A repeat adolescent birth is the second or more pregnancy ending in a live birth before the age of 20 years. According to a study conducted by Dr Dinah Amongin, a THRiVE (Training of Health Researchers into Vocational Excellence) PhD scholar, three in every 10 (31%) adolescent girls aged 15-19 have begun child bearing in eastern Uganda and over half of these will go on to have second births before 20 years.
Her study, 'Understanding trends and trajectories of repeat adolescent birth in Uganda' sought the motivators and circumstances for repeat adolescent births in the eastern districts of Soroti and Katakwi.

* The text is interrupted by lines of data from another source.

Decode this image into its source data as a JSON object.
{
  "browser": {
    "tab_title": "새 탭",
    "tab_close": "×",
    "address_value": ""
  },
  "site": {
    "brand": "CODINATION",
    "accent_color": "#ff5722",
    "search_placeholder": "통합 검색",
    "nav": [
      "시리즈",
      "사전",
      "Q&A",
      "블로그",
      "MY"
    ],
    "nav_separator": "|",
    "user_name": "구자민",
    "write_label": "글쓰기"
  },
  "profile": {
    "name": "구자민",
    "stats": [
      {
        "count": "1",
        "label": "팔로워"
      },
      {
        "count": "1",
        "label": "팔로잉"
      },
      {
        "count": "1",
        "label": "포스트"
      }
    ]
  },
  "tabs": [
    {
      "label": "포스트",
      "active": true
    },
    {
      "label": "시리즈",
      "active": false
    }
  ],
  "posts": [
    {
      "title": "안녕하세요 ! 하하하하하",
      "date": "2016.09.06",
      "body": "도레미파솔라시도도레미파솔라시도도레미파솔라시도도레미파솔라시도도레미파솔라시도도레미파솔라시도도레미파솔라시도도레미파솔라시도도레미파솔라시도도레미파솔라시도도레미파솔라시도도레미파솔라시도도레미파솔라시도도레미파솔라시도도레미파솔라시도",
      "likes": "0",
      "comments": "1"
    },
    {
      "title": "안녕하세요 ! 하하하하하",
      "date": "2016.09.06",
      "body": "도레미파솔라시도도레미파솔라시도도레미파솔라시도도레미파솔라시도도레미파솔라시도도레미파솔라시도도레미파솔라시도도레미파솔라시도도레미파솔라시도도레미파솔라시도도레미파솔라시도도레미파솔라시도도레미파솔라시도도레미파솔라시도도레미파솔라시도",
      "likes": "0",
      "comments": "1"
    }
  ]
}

She will disseminate the findings of her study at a press conference to be held on September 16 2021 at Makerere University's College of Health Sciences.
Following an analysis of retrospective data from the Uganda Demographic and Health Surveys (UDHS) of 1988, 1995, 2000, 2006, 2011 and 2016, Dr Amongin found that among women aged 20-24 years for whom the first birth occurred before the age of 18 years, the percentage reporting a repeat birth before 20 years has remained almost stable for 28 years
(58.9% in 1988/1989, 55.6% in 2016).
This is despite the fact that teenage pregnancy rates have fallen from 41.7% in 1988 to 28.4% in 2016. The statistics imply that teen mothers' subsequent births account for one out of five teen births in Uganda.
Moreover, teen mothers with rapid subsequent births have more births than teen mothers who postpone the birth of another child.
"Girls who have had a repeat adolescent birth are likely to have up to seven children in life compared to those who have had one child who may have four children in life and those with no birth before 18 who have an average of five," Dr Amongin says.
Consequently, girls who have a second birth before 20 years are at a greater risk of school discontinuation, greater likelihood of poverty and impaired health for the baby.
Dr. Amongin identifies extreme house- hold poverty characterized by peasantry, alcohol abuse and large families as an overarching predictor for the decisions that resulted in the first and subsequently repeat adolescent birth.
She suggests that government, healthcare providers and communities alleviate household poverty and domestic violence; implement a school continuation policy and strengthen legislation against early marriage as some of the prevention measures.